Muy acertado artículo de «Eduardo San Martín»:http://abc.es/opinion/index.asp?ff=20051130&idn=712658938410 (ABC), fragmento:
«Es en ese escenario en el que hacen fortuna los apóstoles del ruido, los predicadores de la hipérbole y el despropósito, para regocijo de los feligreses que se apuntan a esos bombardeos como si en ellos les fueran la vida y la hacienda, cuando la vida no le va a nadie, y la hacienda, sólo a los primeros. Las teorías conspirativas prosperan frente a explicaciones más articuladas y menos complejas de las conductas humanas. Cuanto más increíble sea el disparate más adeptos encontrará entre aquellos que no oponen ninguna resistencia a dejarse convencer con tal de que la desmesura de cada día encaje en el cuadro desenfocado de la realidad que les han ido construyendo, pieza a pieza, sus estrellas mediáticas, culturales o políticas. En ocasiones, decía Flaubert, «las palabras suenan como cascado caldero, a cuyos sones se hace bailar osos cuando se pretende conmover a las estrellas». Eliminemos la mención a los osos para evitar suspicacias y quedémonos con el resto.
Hay una referencia imprescindible para los tiempos que corren en el caudaloso discurso vertido por don Manuel Azaña en las Cortes, el 27 de mayo de 1932, en defensa del Estatuto Catalán, una sobresaliente pieza de oratoria parlamentaria que contrasta vivamente con el parloteo hueco que de ordinario se escucha en nuestros días desde esos mismos escaños; una intervención cuyos términos han sido reseñados en al menos dos producciones bibliográficas recientes y cuya actualidad ha sido glosada ya en esta misma tribuna por otros autores.
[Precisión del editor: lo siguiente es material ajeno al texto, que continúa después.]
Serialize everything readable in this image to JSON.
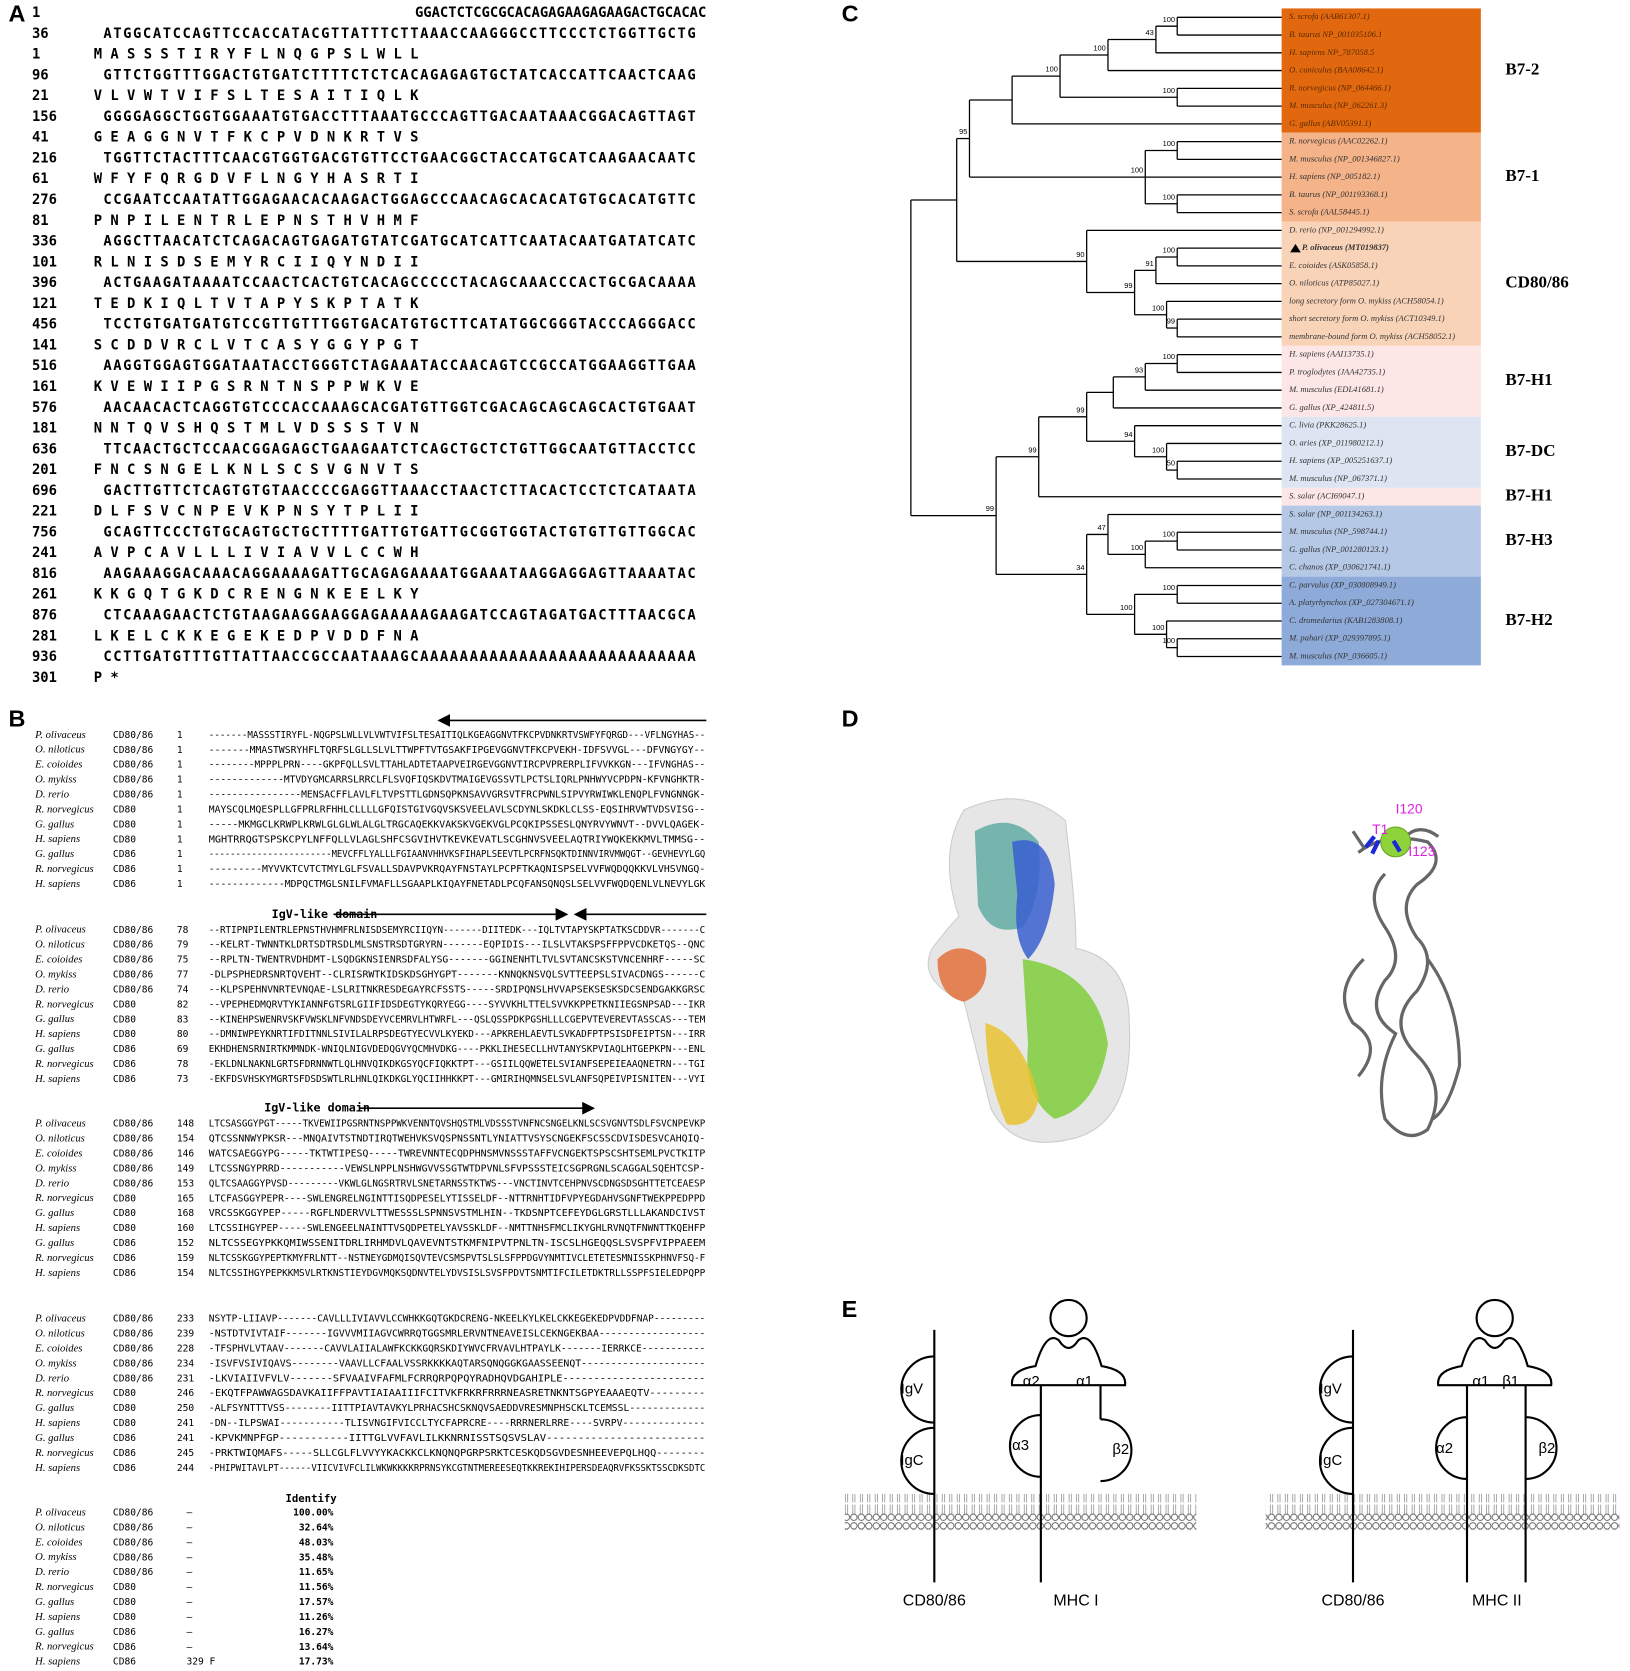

Se trata de una reflexión cuya vigencia, curiosamente, no tiene que ver tanto, que también, con la materia misma de aquella sesión —un debate sobre el autogobierno de Cataluña tan crispado como el que nos ocupa desde hace meses—, y sí mucho más con las puñaladas verbales que, por lo leído, abundaban también en aquellos días en los que empezaban a esparcirse las simientes de los vientos que después devendrían en terrible tempestad. La de la intolerancia entre ellas, y de manera muy principal.
Aseguraba el entonces presidente del Consejo de Ministros: «El mejor modo de conocer la valía moral de una persona es saber a qué móvil atribuye las acciones ajenas. Antes se decía: «Vil sea el que por vil se tenga». Yo digo: vil sea quien atribuye a los demás vileza». Más de setenta años después de pronunciadas aquellas palabras certeras, Azaña habría podido certificar hoy la contumaz perseverancia con la que muchos de nuestros representantes políticos, y sus acólitos, se aplican a «atribuir vilezas» a sus adversarios en una práctica que constituye casi el único recurso con el que ocultan la patética desnudez del discurso propio. Como recuerda José María Ridao en el prólogo de Dos visiones de España, el presidente del Consejo vivió en aquella jornada una de las apoteosis parlamentarias más sonadas de su carrera política, pero esa misma noche, en «diálogo consigo mismo» y lejos del estruendo de los aplausos, el intelectual doblado de político consignaría con amargura en la intimidad de sus Diarios: «Nunca me he visto tan lejos de todo. Ni tan aislado, como una roca en medio de un mar muy bravo». Tal vez la vileza de quienes a los demás atribuyen vilezas le devolvía en el espejo «que hay en el fondo de la sala donde trabajo» la imagen de aquello en lo que habría de convertirse España en apenas cuatro años.»